Fat, Dumb and Happy
Steeped in the management lore of California’s Silicon Valley, Professor Gary Hamel seems an unlikely guide for the chemical industry, but his EPCA speech this morning was truly provocative.
Hamel argued for changing today’s management paradigm of demanding conformity to get productivity gains to one of valuing diversity, allowing employees more freedom and flexibility to generate a constant stream of new ideas, some of which will be the winning ideas of the future.
He drew lessons from Google and W.L. Gore. Common threads were: horizontal as well as vertical reporting lines; employees with time allocated for thinking and crazy ideas; uninhibited information sharing; small, independent teams to generate ideas; and peer review to gauge performance and even salaries.
Can any of this make sense to chemical companies? The answer is that it better had. An industry enjoying the good times, characterized by sheer bigness, high capital intensity, and a drive to low costs, can feel itself unassailable from new ideas.

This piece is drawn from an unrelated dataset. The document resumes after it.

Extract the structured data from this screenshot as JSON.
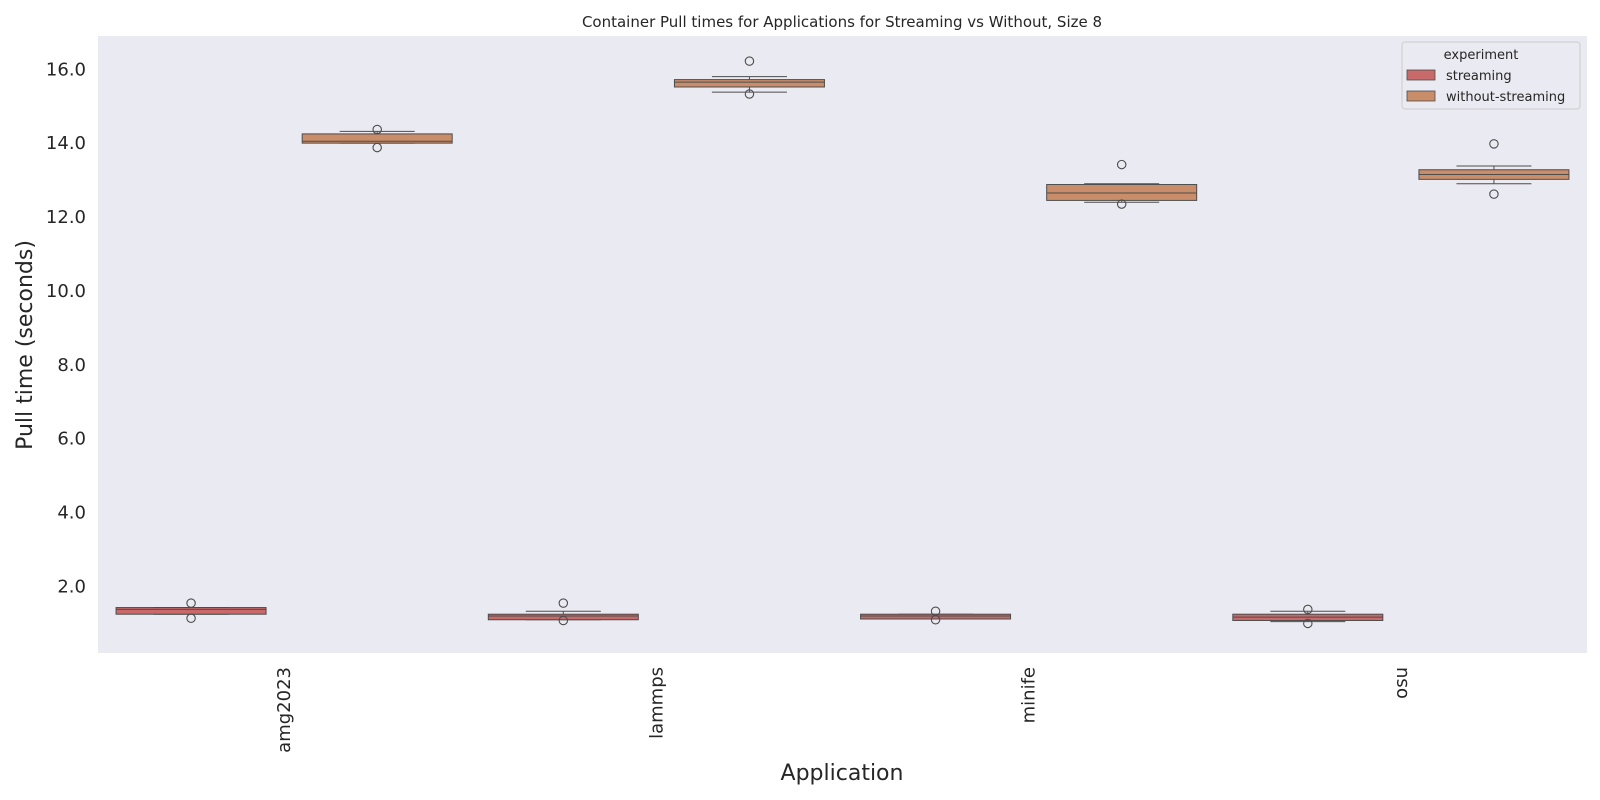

Unfortunately, that production-efficiency mentality also dislocates the industry from innovation in its processes, its marketing and its ability to respond to change. And it dislocates the industry from its future workforce, the emerging army of the peer reviewed, who care little for a life of conformity.
It is time to listen to the Hamels of the world and loosen the reins to our employees just a little. Challenge structures, challenge ways of working, challenge the way we reward performance and exult in a little creative anarchy. Above all, let’s stop being just the fat, dumb and happy proponents of low-cost production of today, and become the (slightly paranoid, slightly off-balance) innovators of tomorrow.